SnowInflow: Optimized inflow forecasts for the snowmelt period

Projektleitung

Jan Magnusson

Stellvertretung

Tobias Jonas

Projektmitarbeitende

Tobias Jonas, Jan Magnusson

Projektdauer

2024 - 2028

Norwegian hydropower plays a crucial role in the Nordic energy system, balancing variable renewable energy production in Northern Europe. Snowmelt contributes approximately to half of the inflow to Norwegian hydropower plants. However, optimally managing the reservoirs during the critical snowmelt period remains highly challenging due to substantial errors in snow amount estimates and predicted inflows.

The main objective of SnowInflow is to reduce errors in inflow forecasts during the snowmelt period. To achieve this goal, we will capitalize on advancements in snow monitoring, modeling, and data assimilation techniques. Today, accurate remote sensing techniques, such as airborne laser scanning, exist for measuring snow depths over vast areas. Also, physics-based snow models have become useful operationally, and can in combination with data assimilation reduce errors in inflow forecasts.

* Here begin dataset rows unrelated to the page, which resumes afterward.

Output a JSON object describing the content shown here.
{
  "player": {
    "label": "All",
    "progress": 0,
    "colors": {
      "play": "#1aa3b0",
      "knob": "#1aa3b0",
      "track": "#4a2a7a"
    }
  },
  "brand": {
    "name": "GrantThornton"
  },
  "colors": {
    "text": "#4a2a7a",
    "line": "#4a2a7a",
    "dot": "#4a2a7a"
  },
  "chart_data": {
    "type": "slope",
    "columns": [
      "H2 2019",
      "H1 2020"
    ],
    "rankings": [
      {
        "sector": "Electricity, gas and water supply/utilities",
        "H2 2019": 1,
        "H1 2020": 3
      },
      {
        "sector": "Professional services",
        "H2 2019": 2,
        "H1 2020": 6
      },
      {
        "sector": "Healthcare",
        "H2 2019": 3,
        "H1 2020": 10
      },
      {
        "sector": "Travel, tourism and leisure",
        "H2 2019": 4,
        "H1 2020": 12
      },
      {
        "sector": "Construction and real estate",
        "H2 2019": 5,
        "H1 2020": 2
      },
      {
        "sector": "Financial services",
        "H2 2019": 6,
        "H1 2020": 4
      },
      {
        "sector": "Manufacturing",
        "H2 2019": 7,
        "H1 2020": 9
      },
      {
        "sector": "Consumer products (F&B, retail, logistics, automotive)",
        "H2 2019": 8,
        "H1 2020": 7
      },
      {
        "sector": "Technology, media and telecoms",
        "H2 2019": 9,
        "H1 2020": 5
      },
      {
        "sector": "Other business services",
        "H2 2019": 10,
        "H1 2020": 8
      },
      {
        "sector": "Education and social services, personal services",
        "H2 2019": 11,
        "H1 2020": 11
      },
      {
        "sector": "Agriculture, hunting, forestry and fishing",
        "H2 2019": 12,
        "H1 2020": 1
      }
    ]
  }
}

The main research challenges of this project include (a) determining the optimal combination of ground and remote sensing observations for enhanced inflow forecasts, (b) developing physics-based snow models optimal for Nordic snow and climate conditions as well as for use in hydropower inflow forecasting tools, (c) creating automated data assimilation techniques for accurate incorporation of inflow and snow data, and (d) assessing the financial benefits of inflow forecast using different snow measurements, modeling, and data assimilation methods.

In the SnowInflow project, we aim to improve hydropower scheduling, resulting in numerous benefits, such as better utilization of existing installed hydropower infrastructure, reduced risk of flood damages and higher financial gains.

The main goal of the project is to contribute to the transition towards a low-emission society by improving the efficiency of the Norwegian hydropower system, that can balance wind and solar production, which is expected to dominate energy generation in West-Central Europe in the mid of this century. Additionally, the methods developed during the SnowInflow project will be tested for Swiss watersheds with similar snow monitoring data, and contribute to improve national flood forecasts and aid authorities in regulating lake levels during the snowmelt period.

The project is integrated into the snow-hydrological forecasting team at SLF. We collaborate with data assimilation experts from NORCE in Bergen, Norway, and hydrologists at the hydropower company Statkraft in Oslo, Norway.